Scandinavian Journal of Urology and Nephrology | 2002
S. M. Moudouni; I. En-Nia; Jean-Jacques Patard; A. Manunta; Francois Guille; Bernard Lobel
Objectives: We determined the incidence and characteristics of adrenal involvement in localized and advanced renal cell carcinoma, and evaluated the role of adrenalectomy as part of radical nephrectomy. Patients and Methods: From 1993 to 1999, 210 patients with renal cell carcinoma (RCC) (139 men and 71 women, mean age 60.8 years, range 12-96 years) underwent radical nephrectomy with associated adrenalectomy. Patients were divided into two subgroups of 106 with localized (stage T1-2 tumor, group 1) and 104 with advanced (stage T3-4N01M01, group 2) renal cell carcinoma. A retrospective review of preoperative computerized tomography (CT) of the abdomen was performed. Radiographic findings were subsequently compared with postoperative histopathological results to assess the predictive value of tumor characteristics and imaging in determining adrenal metastasis. Results: Of the 210 patients, 15 (7.1%) had adrenal involvement. Tumor stage correlated with probability of adrenal spread, with T3-4 and T1-2 accounting for 13.4% and 0.9% of cases, respectively ( p < 0.001).

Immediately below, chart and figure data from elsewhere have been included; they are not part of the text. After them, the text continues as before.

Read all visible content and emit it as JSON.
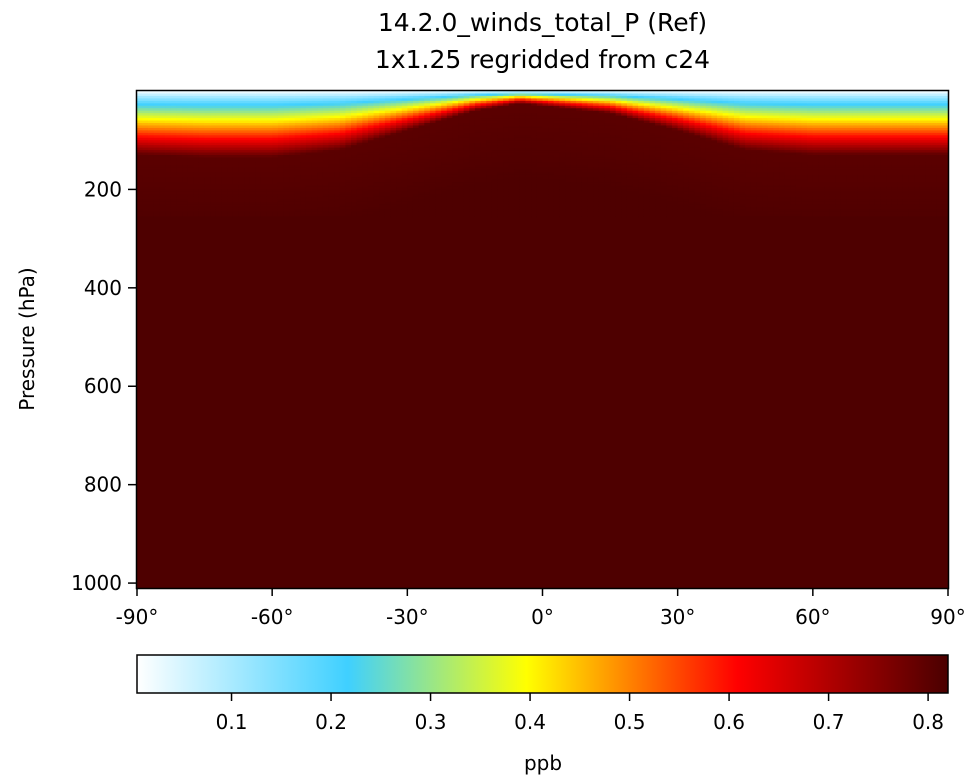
{
  "chart_data": {
    "type": "heatmap",
    "title": "14.2.0_winds_total_P (Ref)",
    "subtitle": "1x1.25 regridded from c24",
    "xlabel": "",
    "ylabel": "Pressure (hPa)",
    "x_axis": {
      "range": [
        -90,
        90
      ],
      "ticks": [
        -90,
        -60,
        -30,
        0,
        30,
        60,
        90
      ],
      "tick_labels": [
        "-90°",
        "-60°",
        "-30°",
        "0°",
        "30°",
        "60°",
        "90°"
      ]
    },
    "y_axis": {
      "range": [
        1010,
        0
      ],
      "inverted": true,
      "ticks": [
        200,
        400,
        600,
        800,
        1000
      ],
      "tick_labels": [
        "200",
        "400",
        "600",
        "800",
        "1000"
      ]
    },
    "colorbar": {
      "label": "ppb",
      "range": [
        0.005,
        0.82
      ],
      "ticks": [
        0.1,
        0.2,
        0.3,
        0.4,
        0.5,
        0.6,
        0.7,
        0.8
      ],
      "tick_labels": [
        "0.1",
        "0.2",
        "0.3",
        "0.4",
        "0.5",
        "0.6",
        "0.7",
        "0.8"
      ],
      "colormap": [
        "#ffffff",
        "#3fd0ff",
        "#ffff00",
        "#ff0000",
        "#4a0000"
      ]
    },
    "field_description": {
      "latitudes": [
        -90,
        -75,
        -60,
        -45,
        -30,
        -15,
        -5,
        0,
        15,
        30,
        45,
        60,
        75,
        90
      ],
      "top_pressure_of_full_value_hPa": [
        130,
        135,
        135,
        120,
        80,
        40,
        25,
        30,
        45,
        80,
        120,
        130,
        130,
        130
      ],
      "surface_to_top_value_ppb": 0.8
    }
  }
}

Upper pole intrarenal RCC most likely to spread was local extension to the adrenal gland, representing 53.3% of adrenal involvement. In contrast, multifocal, lower pole and mid region RCC tumors metastasized hematogenously, representing 21.4%, 7%, and 14% of adrenal metastasis, respectively. The relationship between intrarenal tumor size (mean 7.8 cm, range 4-21) and adrenal involvement was not statistically significant. Preoperative CT demonstrated 97.7% specificity, 98.4% negative predictive value, 87% sensitivity and 80% positive value for adrenal involvement by RCC. Conclusions: Ipsilateral adrenalectomy should only be performed if a lesion is seen preoperatively on CT scan or if gross disease is seen at the time of nephrectomy. The prognosis is poor for RCC with ipsilateral involvement even with complete removal. Because of this poor prognosis we believe that adrenal involvement should constitute a separate stage category.